Autrefois, il y avait une pancarte métallique au pied du lit du malade.

Elle rythmait la visite de tous les soignants

Au praticien, elle donnait  un but, souvent une contenance. Entrant dans la chambre, c’est vers le pied du lit qu’il se dirigeait directement, pour s’emparer de cet objet métallique, et de son tableau si informatif. Cela n’avait d’ailleurs pas que des avantages, en terme de proximité avec le patient. Car le médecin avait tendance à rester au pied du lit. Observez-vous en entrant  dans une chambre de patients hospitalisés. Vous vous dirigez maintenant  souvent au côté du patient, ce qui réduit la distance communicationnelle.  C’est mieux.

Néanmoins, même s’il était plus à distance du patient, le médecin n’avait nul besoin de ressortir de la chambre pour accéder à de multiples informations.  La pancarte était un vrai support de communication unique. De nombreuses informations concernant le malade  y étaient accessibles aux soignants. Le pouls, le poids, la température, les médicaments prescrits et administrés, le nombre de jours d’hospitalisation, etc.  Il fallait donc entrer dans la chambre pour accéder à l’information puis y rester un moment pour la lire. Maintenant, une aide-soignante passe  prendre  en moins d’une minute les « constantes » du patient, puis s’en va les copier dans un cahier.  Quand au médecin, il doit partir à la recheche du dossier de soins infirmier pour obtenir ces informations. Le dossier infirmier est le conjoint du dossier médical mais ils vivent généralement séparés. Tous les dossiers infirmiers vivent dans leur chariot séparé, et partent en  voyage avec l'infirmire quand elle fait son tour du service. Il faut souvent que le médecin trouve l'infirmière pour trouver le dossier infirmier de son patient. .   

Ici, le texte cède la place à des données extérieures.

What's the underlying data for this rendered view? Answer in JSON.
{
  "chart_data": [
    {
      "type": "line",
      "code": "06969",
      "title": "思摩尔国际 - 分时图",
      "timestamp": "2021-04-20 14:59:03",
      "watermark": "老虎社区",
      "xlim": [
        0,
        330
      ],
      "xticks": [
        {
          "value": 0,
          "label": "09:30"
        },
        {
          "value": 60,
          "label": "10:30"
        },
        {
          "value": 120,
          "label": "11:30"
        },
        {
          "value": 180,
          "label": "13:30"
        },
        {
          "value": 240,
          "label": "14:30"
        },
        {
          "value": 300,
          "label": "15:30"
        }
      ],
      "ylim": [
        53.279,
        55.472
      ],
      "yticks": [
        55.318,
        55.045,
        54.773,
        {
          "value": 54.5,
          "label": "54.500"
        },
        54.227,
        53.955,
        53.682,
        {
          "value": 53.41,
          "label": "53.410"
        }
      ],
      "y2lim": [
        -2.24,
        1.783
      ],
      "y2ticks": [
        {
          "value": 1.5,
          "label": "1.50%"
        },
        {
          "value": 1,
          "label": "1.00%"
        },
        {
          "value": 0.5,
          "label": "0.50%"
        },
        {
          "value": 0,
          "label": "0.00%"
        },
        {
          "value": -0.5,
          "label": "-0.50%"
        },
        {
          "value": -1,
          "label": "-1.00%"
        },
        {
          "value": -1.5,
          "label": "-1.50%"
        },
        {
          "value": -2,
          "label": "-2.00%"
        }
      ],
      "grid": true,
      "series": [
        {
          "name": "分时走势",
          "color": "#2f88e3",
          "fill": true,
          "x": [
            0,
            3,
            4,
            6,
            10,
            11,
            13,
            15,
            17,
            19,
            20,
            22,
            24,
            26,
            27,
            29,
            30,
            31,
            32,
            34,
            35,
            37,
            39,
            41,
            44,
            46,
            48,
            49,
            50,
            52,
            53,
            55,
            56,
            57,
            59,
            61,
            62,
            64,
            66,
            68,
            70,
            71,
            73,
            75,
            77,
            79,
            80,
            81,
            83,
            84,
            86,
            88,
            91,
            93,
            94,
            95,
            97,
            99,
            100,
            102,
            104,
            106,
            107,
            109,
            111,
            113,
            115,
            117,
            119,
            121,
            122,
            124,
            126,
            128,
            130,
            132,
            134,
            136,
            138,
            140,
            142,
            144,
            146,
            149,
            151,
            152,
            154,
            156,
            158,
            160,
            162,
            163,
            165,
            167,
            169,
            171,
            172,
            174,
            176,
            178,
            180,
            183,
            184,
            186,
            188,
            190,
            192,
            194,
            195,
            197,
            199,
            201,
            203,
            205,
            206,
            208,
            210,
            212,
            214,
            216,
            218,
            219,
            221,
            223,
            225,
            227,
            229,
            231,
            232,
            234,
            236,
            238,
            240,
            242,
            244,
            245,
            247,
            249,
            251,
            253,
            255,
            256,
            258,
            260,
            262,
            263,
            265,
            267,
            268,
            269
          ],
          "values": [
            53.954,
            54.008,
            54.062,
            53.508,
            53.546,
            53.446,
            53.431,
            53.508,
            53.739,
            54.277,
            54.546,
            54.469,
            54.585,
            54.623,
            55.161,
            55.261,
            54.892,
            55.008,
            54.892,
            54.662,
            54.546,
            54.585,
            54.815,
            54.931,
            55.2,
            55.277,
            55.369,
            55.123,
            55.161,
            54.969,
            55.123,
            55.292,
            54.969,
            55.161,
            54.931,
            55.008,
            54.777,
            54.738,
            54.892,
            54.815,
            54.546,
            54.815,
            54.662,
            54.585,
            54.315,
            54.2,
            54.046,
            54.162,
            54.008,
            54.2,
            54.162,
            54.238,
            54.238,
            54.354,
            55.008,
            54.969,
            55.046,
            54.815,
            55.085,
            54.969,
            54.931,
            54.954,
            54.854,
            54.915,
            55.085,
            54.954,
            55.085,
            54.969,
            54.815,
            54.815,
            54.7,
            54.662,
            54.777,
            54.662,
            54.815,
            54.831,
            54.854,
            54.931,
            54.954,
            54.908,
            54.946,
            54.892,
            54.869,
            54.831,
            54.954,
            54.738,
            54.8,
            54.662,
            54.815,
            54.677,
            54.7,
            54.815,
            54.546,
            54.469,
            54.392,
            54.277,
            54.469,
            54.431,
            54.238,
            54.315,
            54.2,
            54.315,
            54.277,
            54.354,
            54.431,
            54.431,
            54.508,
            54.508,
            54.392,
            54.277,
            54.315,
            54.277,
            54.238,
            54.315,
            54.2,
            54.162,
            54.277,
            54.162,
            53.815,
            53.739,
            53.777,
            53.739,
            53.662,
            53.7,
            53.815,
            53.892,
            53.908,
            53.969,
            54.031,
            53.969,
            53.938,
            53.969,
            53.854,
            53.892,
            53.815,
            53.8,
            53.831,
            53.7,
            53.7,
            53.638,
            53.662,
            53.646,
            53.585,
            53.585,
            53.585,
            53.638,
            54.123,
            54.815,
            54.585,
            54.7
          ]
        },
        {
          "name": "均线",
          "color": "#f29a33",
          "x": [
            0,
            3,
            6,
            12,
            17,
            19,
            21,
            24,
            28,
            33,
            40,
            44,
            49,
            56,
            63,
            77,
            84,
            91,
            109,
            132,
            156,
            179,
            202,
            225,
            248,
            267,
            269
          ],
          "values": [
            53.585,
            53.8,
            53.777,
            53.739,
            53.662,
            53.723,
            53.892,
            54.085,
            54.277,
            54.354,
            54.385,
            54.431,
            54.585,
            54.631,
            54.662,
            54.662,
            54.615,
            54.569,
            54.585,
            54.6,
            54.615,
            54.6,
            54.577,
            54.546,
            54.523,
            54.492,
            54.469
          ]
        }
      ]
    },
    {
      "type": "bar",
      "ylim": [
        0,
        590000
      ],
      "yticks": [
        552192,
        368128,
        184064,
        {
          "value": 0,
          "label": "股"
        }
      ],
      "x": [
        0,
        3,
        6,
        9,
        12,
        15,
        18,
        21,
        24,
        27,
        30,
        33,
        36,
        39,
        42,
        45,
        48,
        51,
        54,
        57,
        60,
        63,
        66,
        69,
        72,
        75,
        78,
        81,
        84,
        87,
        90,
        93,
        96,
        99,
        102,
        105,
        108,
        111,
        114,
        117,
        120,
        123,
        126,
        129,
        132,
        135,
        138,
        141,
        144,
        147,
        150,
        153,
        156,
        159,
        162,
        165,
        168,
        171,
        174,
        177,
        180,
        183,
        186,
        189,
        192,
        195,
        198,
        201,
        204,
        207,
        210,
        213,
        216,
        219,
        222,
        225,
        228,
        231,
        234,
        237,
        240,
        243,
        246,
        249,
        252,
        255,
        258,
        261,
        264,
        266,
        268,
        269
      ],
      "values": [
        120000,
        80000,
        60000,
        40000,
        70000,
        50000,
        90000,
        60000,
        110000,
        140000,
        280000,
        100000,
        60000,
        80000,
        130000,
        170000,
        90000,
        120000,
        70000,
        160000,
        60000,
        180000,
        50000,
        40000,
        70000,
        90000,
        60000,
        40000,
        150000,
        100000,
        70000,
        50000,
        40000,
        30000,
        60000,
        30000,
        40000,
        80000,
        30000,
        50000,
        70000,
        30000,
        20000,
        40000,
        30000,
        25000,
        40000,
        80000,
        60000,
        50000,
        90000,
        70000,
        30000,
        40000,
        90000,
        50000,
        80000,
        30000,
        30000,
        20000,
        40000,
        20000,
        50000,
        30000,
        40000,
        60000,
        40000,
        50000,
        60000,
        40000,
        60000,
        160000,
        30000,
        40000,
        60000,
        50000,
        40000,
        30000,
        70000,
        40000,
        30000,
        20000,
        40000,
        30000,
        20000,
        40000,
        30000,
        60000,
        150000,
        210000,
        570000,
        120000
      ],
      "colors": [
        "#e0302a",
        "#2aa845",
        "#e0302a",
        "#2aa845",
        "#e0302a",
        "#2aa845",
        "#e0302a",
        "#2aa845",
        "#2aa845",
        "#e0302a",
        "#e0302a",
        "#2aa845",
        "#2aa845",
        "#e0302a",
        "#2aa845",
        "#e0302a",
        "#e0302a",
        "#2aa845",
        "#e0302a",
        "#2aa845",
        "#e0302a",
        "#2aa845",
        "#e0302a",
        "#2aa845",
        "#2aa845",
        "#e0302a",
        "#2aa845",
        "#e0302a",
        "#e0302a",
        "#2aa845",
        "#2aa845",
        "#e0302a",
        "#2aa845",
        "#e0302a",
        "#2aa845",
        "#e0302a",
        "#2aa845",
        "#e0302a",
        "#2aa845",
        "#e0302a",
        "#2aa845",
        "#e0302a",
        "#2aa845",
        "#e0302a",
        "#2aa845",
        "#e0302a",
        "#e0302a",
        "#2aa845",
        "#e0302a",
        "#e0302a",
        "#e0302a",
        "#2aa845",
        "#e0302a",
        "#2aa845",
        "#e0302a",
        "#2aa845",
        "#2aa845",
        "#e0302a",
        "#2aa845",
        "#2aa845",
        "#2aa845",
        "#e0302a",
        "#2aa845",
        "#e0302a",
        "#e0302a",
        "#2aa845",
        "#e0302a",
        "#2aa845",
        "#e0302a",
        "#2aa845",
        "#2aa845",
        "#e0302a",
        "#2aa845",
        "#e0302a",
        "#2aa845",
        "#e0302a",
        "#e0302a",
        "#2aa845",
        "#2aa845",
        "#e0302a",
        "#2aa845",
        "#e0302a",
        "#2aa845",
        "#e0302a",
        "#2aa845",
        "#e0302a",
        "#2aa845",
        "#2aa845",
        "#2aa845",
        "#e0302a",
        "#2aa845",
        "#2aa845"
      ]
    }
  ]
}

Avant, quand le patient avait une poussée fébrile, il n’y avait pas besoin de mécanisme sophistiqué d’alerte du médecin. Le médecin qui arrivait dans la chambre et prenait en main la pancarte était aussitôt informé. Maintenant, l’infirmière consignera la température dans un document spécifique, distinct du document de prescription. Si elle oublie d’avertir le médecin, et si celui-ci n’a pas accès facilement à l’endroit où se trouve consignée cette donnée , il se peut qu’il la manque.

Avant, pour prescrire un médicament, le médecin la notait sur la feuille de prescription médicamenteuse. Il y marquait aussi tous les examens à réaliser, et puis les régimes, les  consignes.  Il inscrivait ces prescriptions médicales et non médicales dans l’ordre ou elles sortaient de sa pensée,  bien mélangées. A l’infirmière de faire le tri, en copiant sans se tromper chaque consigne au bon endroit. Le nom des médicaments était donc copié par l’infirmière sur la pancarte du lit du patient. Si une erreur de recopiage d’un médicament survenait, la pancarte au lit du patient, visible par tous, servait au moins de contrôle à posteriori.

Pour quelles raisons la pancarte  a-t-elle été supprimée ? A ce que je sais, tout  d’abord parce qu’elle ne respectait pas la confidentialité.  Toute personne entrant dans la chambre pouvant lire le nom de la personne, les médicaments qu’il prenait, et donc en déduire sa pathologie, qui d’ailleurs généralement figurait en toute lettres sur ladite pancarte. Ensuite parce le recopiage infirmer devint un jour interdit, au motif des nombreuses erreurs, en particulier du fait de l’illisibilité des écrits des praticiens.

Après l’avoir retiré du pied du lit du malade, on du donc, dans un premier temps, centraliser la pancarte dans un dossier spécifique, appelé dossier infirmier. Mais les infirmières recopiaient toujours les prescriptions médicales, avec le risque inhérent d’erreur de transcription.

Puis l’informatique a fait une entrée discrète, progressive, et finalement incontournable dans la pratique médicale. Tout d’abord pour la tenue d’un dossier médical, puis arriva la prescription médicale informatisée.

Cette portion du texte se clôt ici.